Anticoagulation therapy is the utilization of medication to prevent the formation of blood clots in the body. Because these medications are common among the senior population, they require careful consideration from medical directors when making decisions about medications for PACE participants. Anticoagulation therapy is commonly utilized in PACE participants who:
- have had a blood clot previously
- have atrial fibrillation
- have a synthetic heart valve
- have had knee or hip replacement therapy
- have mitral stenosis
- have endocarditis
Under normal circumstances, blood clotting is essential to one’s well-being to prevent excessive bleeding when we are cut or injured. Blood clots that form outside of this situation can be very detrimental as they can become dislodged and travel to the brain, heart, or lungs, resulting in stroke, heart attack, or pulmonary embolism.

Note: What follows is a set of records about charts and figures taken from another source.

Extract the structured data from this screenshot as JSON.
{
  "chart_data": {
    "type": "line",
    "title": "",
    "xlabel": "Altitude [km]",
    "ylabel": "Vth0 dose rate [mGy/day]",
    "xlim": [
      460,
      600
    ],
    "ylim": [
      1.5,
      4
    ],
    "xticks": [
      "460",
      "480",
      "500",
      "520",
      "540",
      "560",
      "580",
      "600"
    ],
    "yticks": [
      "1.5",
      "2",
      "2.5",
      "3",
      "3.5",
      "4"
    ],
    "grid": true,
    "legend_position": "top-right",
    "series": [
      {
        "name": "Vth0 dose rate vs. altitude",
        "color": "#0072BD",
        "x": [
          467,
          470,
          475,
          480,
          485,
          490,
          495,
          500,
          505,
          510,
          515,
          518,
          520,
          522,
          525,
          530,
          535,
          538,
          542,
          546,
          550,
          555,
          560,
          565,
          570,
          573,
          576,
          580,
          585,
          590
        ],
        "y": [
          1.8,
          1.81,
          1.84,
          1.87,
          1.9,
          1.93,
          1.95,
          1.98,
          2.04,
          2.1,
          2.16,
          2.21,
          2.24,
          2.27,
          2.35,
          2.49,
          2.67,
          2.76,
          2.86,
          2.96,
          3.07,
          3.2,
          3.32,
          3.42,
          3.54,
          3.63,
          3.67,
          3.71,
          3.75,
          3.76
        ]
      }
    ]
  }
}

Medications for PACE Participants: Understanding the Role of Anticoagulants
Individuals who are at a higher risk for blood clots include those who have atherosclerosis, diabetes, heart failure, irregular heart rates, immobility, obesity, and malignancy. Each year 900,000 Americans are affected by either a deep vein thrombosis or pulmonary embolism, resulting in 100,000 deaths annually. Half of blood clots occur during or soon after surgery or a hospital stay. Approximately 25 percent of individuals with pulmonary embolism die without warning. Anticoagulation therapy following an initial incident is important considering 30 percent of people who have a blood clot will have another clotting incident within ten years. While it is known that medications are one of the leading causes of emergency room visits and rehospitalizations, anticoagulation therapy leads the pack of medications that can be attributed to these incidents. [Tweet “PACE participants & anticoagulation therapy: What you should know. #PACEpharmacy”]
How Anticoagulants Work for PACE Participants
Anticoagulation therapy can be used to either dissolve a clot that has already formed in the body or as prophylaxis to either prevent additional clots from forming or to prevent an initial clotting incident in at-risk participants. While anticoagulant medications are commonly referred to as blood thinners, they do not make the blood thinner.
Anticoagulants function to reduce the ability of the blood to form a clot either by inhibiting vitamin K in the body or by directly inhibiting the formation of clotting factors. By affecting the body’s ability to form a clot, anticoagulants can effectively prevent unwanted clots, but unfortunately, can also place a participant at risk for prolonged bleeding, which is the primary unwanted effect of anticoagulation therapy.
Anticoagulant medications are available as either injectable or oral products. Injectable products are generally utilized more at the start of therapy, especially for the treatment of an active clot. Oral medications are generally utilized for ongoing prophylaxis in the outpatient setting for easier administration.
Over the past several years, there have been several new oral anticoagulation therapies approved by the FDA—Eliquis® (apixaban), Pradaxa® (dabigatran), Savaysa® (endoxaban), and Xarelto® (rivaroxaban). These therapies function by inhibiting thrombin (Pradaxa) or factor Xa (Eliquis, Savaysa, and Xarelto), thereby altering clot formation.
While one benefit of the new oral therapies is they do not require routine blood monitoring, there are several other considerations that need to be kept in mind with these medications for PACE participants.
All four of these therapies are short-acting compared to warfarin (Coumadin), therefore, if therapy is missed, interrupted, or not consistent, there is a risk for breakthrough strokes. If adherence is a concern, these medications may not be the best option for the participant, and warfarin therapy may need to be considered.
As mentioned previously, while prolonging the time to form a clot is the primary intent of anticoagulation therapy, the less-than-desirable side effect to this is an increased risk for bleeding, which may be possible with all anticoagulant therapies.
Warfarin has a reversal agent (vitamin K), which can be administered if the blood becomes too thin. Pradaxa has a reversal agent (praxbind) that was recently approved by the FDA; however, its availability is primarily limited to the hospital setting at this time. The other three oral medications—Elquis, Savaysa, and Xarelto—do not currently have a reversal agent on the market. There is an interest in developing reversal agents for these medications, but there are none that are commercially available at this time.
When switching to warfarin from Eliquis, Pradaxa, Savysa, or Xarelto, the participant will need to continue his or her current anticoagulant therapy in addition to the warfarin until his or her INR reaches a therapeutic level. It will normally take about five days for warfarin to reach appropriate levels in the body. With Pradaxa, it is recommended to stop therapy after one to two days on warfarin for participants with normal renal function. If the participant has impaired renal function, wait until day 3 to stop Pradaxa therapy.